An alternative approach to centralized load balancing is client-side load balancing. This puts the decision of which instance to call on the caller.

Several reason to use client-side load balancing instead of centralized load balancing:

  • simplify your architecture and deployment processes
  • allows the caller to make informed decisions on how to distribute the load

You need service discovery to do client-side load balancing. Because the discovery is performed at runtime, service discovery works well in ever-changing cloud environments.

Embracing change

Change is good from a security perspective. Spreading load across multiple instances can increase the availability of a system. Moreover, a system, application or environment that’s constantly changing is far more difficult to exploit than on that stays static.
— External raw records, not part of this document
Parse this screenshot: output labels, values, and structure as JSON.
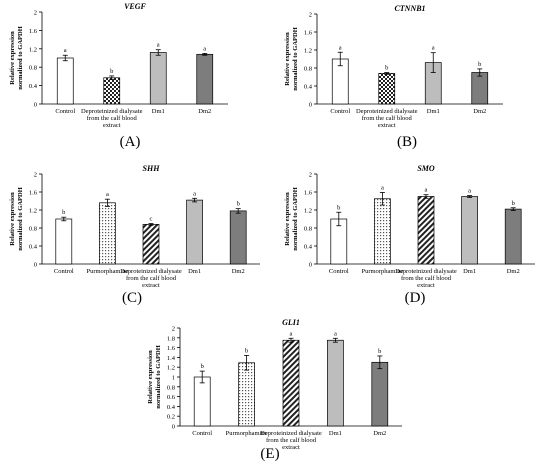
{
  "chart_data": [
    {
      "type": "bar",
      "panel_label": "(A)",
      "title": "VEGF",
      "ylabel": "Relative expression normalized to GAPDH",
      "ylim": [
        0,
        2
      ],
      "yticks": [
        "0",
        "0.4",
        "0.8",
        "1.2",
        "1.6",
        "2"
      ],
      "categories": [
        "Control",
        "Deproteinized dialysate from the calf blood extract",
        "Dm1",
        "Dm2"
      ],
      "values": [
        1.0,
        0.57,
        1.12,
        1.08
      ],
      "errors": [
        0.06,
        0.04,
        0.06,
        0.02
      ],
      "letters": [
        "a",
        "b",
        "a",
        "a"
      ],
      "fills": [
        "white",
        "checker",
        "lightgray",
        "darkgray"
      ],
      "grid": false
    },
    {
      "type": "bar",
      "panel_label": "(B)",
      "title": "CTNNB1",
      "ylabel": "Relative expression normalized to GAPDH",
      "ylim": [
        0,
        2
      ],
      "yticks": [
        "0",
        "0.4",
        "0.8",
        "1.2",
        "1.6",
        "2"
      ],
      "categories": [
        "Control",
        "Deproteinized dialysate from the calf blood extract",
        "Dm1",
        "Dm2"
      ],
      "values": [
        1.0,
        0.68,
        0.92,
        0.7
      ],
      "errors": [
        0.15,
        0.02,
        0.22,
        0.08
      ],
      "letters": [
        "a",
        "b",
        "a",
        "b"
      ],
      "fills": [
        "white",
        "checker",
        "lightgray",
        "darkgray"
      ],
      "grid": false
    },
    {
      "type": "bar",
      "panel_label": "(C)",
      "title": "SHH",
      "ylabel": "Relative expression normalized to GAPDH",
      "ylim": [
        0,
        2
      ],
      "yticks": [
        "0",
        "0.4",
        "0.8",
        "1.2",
        "1.6",
        "2"
      ],
      "categories": [
        "Control",
        "Purmorphamine",
        "Deproteinized dialysate from the calf blood extract",
        "Dm1",
        "Dm2"
      ],
      "values": [
        1.0,
        1.36,
        0.88,
        1.42,
        1.18
      ],
      "errors": [
        0.04,
        0.08,
        0.02,
        0.04,
        0.05
      ],
      "letters": [
        "b",
        "a",
        "c",
        "a",
        "b"
      ],
      "fills": [
        "white",
        "dotted",
        "hatch",
        "lightgray",
        "darkgray"
      ],
      "grid": false
    },
    {
      "type": "bar",
      "panel_label": "(D)",
      "title": "SMO",
      "ylabel": "Relative expression normalized to GAPDH",
      "ylim": [
        0,
        2
      ],
      "yticks": [
        "0",
        "0.4",
        "0.8",
        "1.2",
        "1.6",
        "2"
      ],
      "categories": [
        "Control",
        "Purmorphamine",
        "Deproteinized dialysate from the calf blood extract",
        "Dm1",
        "Dm2"
      ],
      "values": [
        1.0,
        1.45,
        1.5,
        1.5,
        1.22
      ],
      "errors": [
        0.15,
        0.14,
        0.04,
        0.02,
        0.03
      ],
      "letters": [
        "b",
        "a",
        "a",
        "a",
        "b"
      ],
      "fills": [
        "white",
        "dotted",
        "hatch",
        "lightgray",
        "darkgray"
      ],
      "grid": false
    },
    {
      "type": "bar",
      "panel_label": "(E)",
      "title": "GLI1",
      "ylabel": "Relative expression normalized to GAPDH",
      "ylim": [
        0,
        2
      ],
      "yticks": [
        "0",
        "0.2",
        "0.4",
        "0.6",
        "0.8",
        "1",
        "1.2",
        "1.4",
        "1.6",
        "1.8",
        "2"
      ],
      "categories": [
        "Control",
        "Purmorphamine",
        "Deproteinized dialysate from the calf blood extract",
        "Dm1",
        "Dm2"
      ],
      "values": [
        1.0,
        1.29,
        1.75,
        1.75,
        1.3
      ],
      "errors": [
        0.12,
        0.15,
        0.04,
        0.04,
        0.13
      ],
      "letters": [
        "b",
        "b",
        "a",
        "a",
        "b"
      ],
      "fills": [
        "white",
        "dotted",
        "hatch",
        "lightgray",
        "darkgray"
      ],
      "grid": false
    }
  ]
}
The three R’s of enterprise security

  • rotate secrets every few minutes or hours
  • repave servers and applications every few hours
  • repair vulnerable software as soon as possible (within a few hours) after a patch is available

The common traditional rationale is that change increases risk. In order to reduce risk, rules are made to prevent change in systems or in software in various ways. For example, limitations on how often new versions of applications are allowed to be released. Protocols and processed are introduced that turn the cycle time for getting new updates and patches on the OS level. Secrets such as passwords, encryption keys, and certificates are rarely or never changed. Reinstalling an entire server is almost unheard of.

The purpose of the three R’s is the total opposite: reduce risk by increasing change.

Rotate

Password can be treated as ephemeral by the platform. They’re generated on demand and then injected directly into the environment of a running container or host. They will only ever live in nonpersistent RAM. You don’t have to deal with the hassle of encrypting the password placed in the configuration file.

Certificates can be rotated in a similar fashion. Because you can rotate them instead of renewing the, you’re reducing the time frame for which a certificate is valid. If someone were to steal it, they wouldn’t have much time to use it. In addition, you’ll never again have a problem with a certificate expiring because you forgot to renew it.

Tip

Keep secrets short-lived and replace them when they expire.

Sometimes the application needs to be aware of how the credentials are being rotated, e.g. it involves details better encapsulated in the application rather than making the platform aware of application-specific details. With this approach, the application is now responsible for retrieving updated secrets before they expire. In terms of responsibility, this approach is similar to client-side load balancing in that it puts more responsibility on the application.

Note

Rotating secrets doesn’t improve the security of the secrets themselves, but it’s an effective way of reducing the time during which a leaked secret can be misued.

Repave

Recreating all servers and containers and the applications running on them from a known good state every few hours is an effective way of making it hard for malicious software to spread through the system. A PaaS can perform rolling deployments of all application instances, and if the applications are cloud-native, you can do this without any downtime.

Instead of only redeploying when you’re releasing a new version of your application, you can do this every other hour, redeploying the same version. Rebuild your VM or container from a base image and deploy a fresh instance of your application on it. Once this new instance is up and running, terminate one of the older ones. By terminate, we meant to burn it down to the ground and don’t reuse anything, including erasing anything put on a file mount used by the server instance.

By repaving all your instances, you not only erase your server and application but also any possible malicious software placed on the instance, perhaps as part of an ongoing APT attack.

Repair

Think of repairing as a variant of repaving. If you’ve got repaving down, it’s not that different tot start repairing.

If you’re familiar with continuous delivery and continuous deployment, you might already be applying the repair concept on your own applications, even if you don’t know it.

If you’re constantly changing your software, an attacker constantly needs to find new ways to break it.